About The Show Hole
The Show Hole is that limbo you fall into when you finish a series you loved and suddenly have no idea what to watch next. You scroll, you skim, you half-start three pilots and abandon all of them. We’re here to stop that cycle.
We watch the first three episodes of shows across Netflix, Crave, Prime Video, and Apple TV+, then give you spoiler-light verdicts written like a conversation, not a press release. No algorithms, no fake enthusiasm, just two humans with slightly different tastes and a lot of opinions.
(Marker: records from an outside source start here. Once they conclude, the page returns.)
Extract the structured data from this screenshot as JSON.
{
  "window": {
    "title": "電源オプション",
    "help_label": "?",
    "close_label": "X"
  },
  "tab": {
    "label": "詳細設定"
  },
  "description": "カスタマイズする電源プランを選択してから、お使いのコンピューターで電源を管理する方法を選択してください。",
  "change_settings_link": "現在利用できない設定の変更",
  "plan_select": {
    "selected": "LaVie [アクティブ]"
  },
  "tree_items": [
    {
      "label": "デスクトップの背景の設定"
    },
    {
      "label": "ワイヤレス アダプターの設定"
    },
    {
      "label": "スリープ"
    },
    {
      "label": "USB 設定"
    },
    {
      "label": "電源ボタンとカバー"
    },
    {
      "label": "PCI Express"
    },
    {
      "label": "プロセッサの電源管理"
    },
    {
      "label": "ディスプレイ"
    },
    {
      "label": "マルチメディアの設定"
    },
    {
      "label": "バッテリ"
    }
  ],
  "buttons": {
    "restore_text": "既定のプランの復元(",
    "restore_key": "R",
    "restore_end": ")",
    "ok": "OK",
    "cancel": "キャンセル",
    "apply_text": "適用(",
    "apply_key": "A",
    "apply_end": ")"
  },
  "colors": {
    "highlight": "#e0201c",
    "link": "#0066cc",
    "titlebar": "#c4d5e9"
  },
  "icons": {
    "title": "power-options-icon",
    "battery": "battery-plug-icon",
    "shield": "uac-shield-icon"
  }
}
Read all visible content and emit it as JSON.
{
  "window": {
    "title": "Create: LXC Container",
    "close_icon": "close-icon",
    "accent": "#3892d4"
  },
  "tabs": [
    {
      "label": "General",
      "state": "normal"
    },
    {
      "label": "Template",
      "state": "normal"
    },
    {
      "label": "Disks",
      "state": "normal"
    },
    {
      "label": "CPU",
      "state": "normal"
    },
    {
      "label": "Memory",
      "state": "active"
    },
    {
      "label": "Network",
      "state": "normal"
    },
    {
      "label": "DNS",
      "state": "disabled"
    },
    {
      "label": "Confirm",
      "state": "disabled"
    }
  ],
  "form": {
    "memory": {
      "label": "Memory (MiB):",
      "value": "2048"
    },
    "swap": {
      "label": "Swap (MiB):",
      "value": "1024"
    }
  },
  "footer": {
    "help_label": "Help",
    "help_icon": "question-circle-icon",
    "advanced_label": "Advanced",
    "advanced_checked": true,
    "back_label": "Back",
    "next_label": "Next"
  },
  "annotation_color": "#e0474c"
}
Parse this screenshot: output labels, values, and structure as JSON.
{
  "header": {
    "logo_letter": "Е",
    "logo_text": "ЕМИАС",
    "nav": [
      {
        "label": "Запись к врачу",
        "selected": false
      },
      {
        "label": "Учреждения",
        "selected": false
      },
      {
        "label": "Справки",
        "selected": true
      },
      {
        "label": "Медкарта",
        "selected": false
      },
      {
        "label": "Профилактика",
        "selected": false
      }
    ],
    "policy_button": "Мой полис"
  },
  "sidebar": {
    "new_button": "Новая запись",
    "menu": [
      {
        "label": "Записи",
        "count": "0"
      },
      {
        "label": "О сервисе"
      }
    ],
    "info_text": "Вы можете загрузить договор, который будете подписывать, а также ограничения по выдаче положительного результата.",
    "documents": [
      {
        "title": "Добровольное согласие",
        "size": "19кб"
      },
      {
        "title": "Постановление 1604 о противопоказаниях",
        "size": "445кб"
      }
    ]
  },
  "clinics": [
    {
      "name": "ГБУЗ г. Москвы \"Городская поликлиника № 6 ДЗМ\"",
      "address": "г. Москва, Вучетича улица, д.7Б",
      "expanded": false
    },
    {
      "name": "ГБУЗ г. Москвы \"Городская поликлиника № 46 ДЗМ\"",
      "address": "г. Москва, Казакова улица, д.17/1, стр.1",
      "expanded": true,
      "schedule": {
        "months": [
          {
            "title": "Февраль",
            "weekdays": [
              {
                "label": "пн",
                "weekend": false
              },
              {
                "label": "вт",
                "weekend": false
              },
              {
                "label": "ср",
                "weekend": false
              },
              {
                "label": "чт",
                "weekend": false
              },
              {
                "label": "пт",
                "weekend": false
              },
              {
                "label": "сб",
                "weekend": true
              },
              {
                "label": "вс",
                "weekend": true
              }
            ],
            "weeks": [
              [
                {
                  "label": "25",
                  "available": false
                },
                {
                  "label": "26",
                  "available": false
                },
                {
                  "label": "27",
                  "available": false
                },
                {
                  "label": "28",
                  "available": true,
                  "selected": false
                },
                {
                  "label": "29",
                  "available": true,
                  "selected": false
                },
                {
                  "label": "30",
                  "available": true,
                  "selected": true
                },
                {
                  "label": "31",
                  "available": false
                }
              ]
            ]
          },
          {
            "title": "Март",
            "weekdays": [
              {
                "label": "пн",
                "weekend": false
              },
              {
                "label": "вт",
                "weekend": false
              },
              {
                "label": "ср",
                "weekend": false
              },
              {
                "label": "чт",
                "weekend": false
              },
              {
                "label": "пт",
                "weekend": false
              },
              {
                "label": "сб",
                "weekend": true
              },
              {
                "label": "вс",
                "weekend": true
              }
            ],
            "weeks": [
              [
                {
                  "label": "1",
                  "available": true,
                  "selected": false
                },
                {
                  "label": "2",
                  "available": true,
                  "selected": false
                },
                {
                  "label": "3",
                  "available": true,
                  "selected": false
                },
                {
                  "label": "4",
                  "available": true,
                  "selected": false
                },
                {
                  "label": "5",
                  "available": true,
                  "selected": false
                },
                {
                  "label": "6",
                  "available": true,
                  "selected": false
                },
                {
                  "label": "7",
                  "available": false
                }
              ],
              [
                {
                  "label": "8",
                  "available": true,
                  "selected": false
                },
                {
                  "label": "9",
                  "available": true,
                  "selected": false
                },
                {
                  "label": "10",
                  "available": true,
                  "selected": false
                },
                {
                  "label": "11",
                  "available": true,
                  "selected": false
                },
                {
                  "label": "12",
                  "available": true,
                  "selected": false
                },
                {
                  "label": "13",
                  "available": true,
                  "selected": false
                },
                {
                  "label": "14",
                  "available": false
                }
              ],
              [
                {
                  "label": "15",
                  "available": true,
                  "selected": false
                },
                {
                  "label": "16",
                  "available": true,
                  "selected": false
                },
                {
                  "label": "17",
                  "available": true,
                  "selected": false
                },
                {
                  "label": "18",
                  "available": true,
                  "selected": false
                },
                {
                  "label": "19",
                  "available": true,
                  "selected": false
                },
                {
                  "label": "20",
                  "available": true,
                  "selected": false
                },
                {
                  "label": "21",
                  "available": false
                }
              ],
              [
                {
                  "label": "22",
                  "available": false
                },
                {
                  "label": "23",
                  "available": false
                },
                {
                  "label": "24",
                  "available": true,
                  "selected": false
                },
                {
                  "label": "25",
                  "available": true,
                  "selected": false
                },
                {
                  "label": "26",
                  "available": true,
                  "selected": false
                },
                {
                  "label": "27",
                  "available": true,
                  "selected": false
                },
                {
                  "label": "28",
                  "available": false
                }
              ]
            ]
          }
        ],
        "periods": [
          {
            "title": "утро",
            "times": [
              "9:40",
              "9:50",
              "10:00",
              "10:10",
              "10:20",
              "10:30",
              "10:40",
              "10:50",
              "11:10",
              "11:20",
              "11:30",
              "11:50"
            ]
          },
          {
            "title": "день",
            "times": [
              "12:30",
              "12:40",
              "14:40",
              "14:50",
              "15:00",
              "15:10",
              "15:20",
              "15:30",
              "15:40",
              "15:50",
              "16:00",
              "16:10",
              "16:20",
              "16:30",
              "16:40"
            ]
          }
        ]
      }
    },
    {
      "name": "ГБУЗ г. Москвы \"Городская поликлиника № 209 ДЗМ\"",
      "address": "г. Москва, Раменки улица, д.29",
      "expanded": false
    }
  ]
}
Think of The Show Hole as your very picky friend group condensed into one site. We tell you what a show actually feels like, who it’s for, and whether it deserves your precious weeknights — before you sink seven hours into something “just okay.”
We only rate what we’ve truly watched, and we only cover the first three episodes so we can answer the question you actually have:
“Is this worth starting?”
Not ten-episode autopsies. Not plot-by-plot recaps. Just enough to help you decide whether to hit play.
How we review shows
Every review answers the same set of questions: What is this show trying to be? What does it actually feel like to watch? What might bother you? And is it worth your time based on the first three episodes alone?
You’ll see a rundown of Episodes 1–3, content warnings, early critical reception, and our signature He Said / She Said verdict. We care about vibe, pacing, and character more than hype and poster budgets.
If a show doesn’t know what it wants to be by Episode 3, that’s usually a red flag. If it does — and it fits your mood — we’ll tell you to clear an evening and grab snacks.
• Is the pilot actually good, or just loud?
• Do Episodes 2 and 3 keep the promise of Episode 1?
• Does the tone match the marketing?
• Are the characters people you want to spend hours with?
If the answer is “yes” to most of those, you’ll see it in the rating.
He Said / She Said
Every review ends with a He Said / She Said verdict: two short perspectives on the same three episodes. One of us leans a little more character- and story-obsessed; the other cares deeply about pacing, genre, and whether the show is actually fun to watch.
Sometimes we fully agree. Sometimes we strongly, dramatically do not. That’s the point. Real people don’t experience shows the same way — and if you’re watching with someone else, their tolerance for chaos, sadness, or subtitles might be very different from yours.
• You can quickly tell if a show is a “solo watch” or a “we watch this together” series.
• You’ll know whether the arguments in your living room are normal (they are).
• You get twice the context without reading twice the words.
Two takes, one clear verdict: start it, save it, or skip it.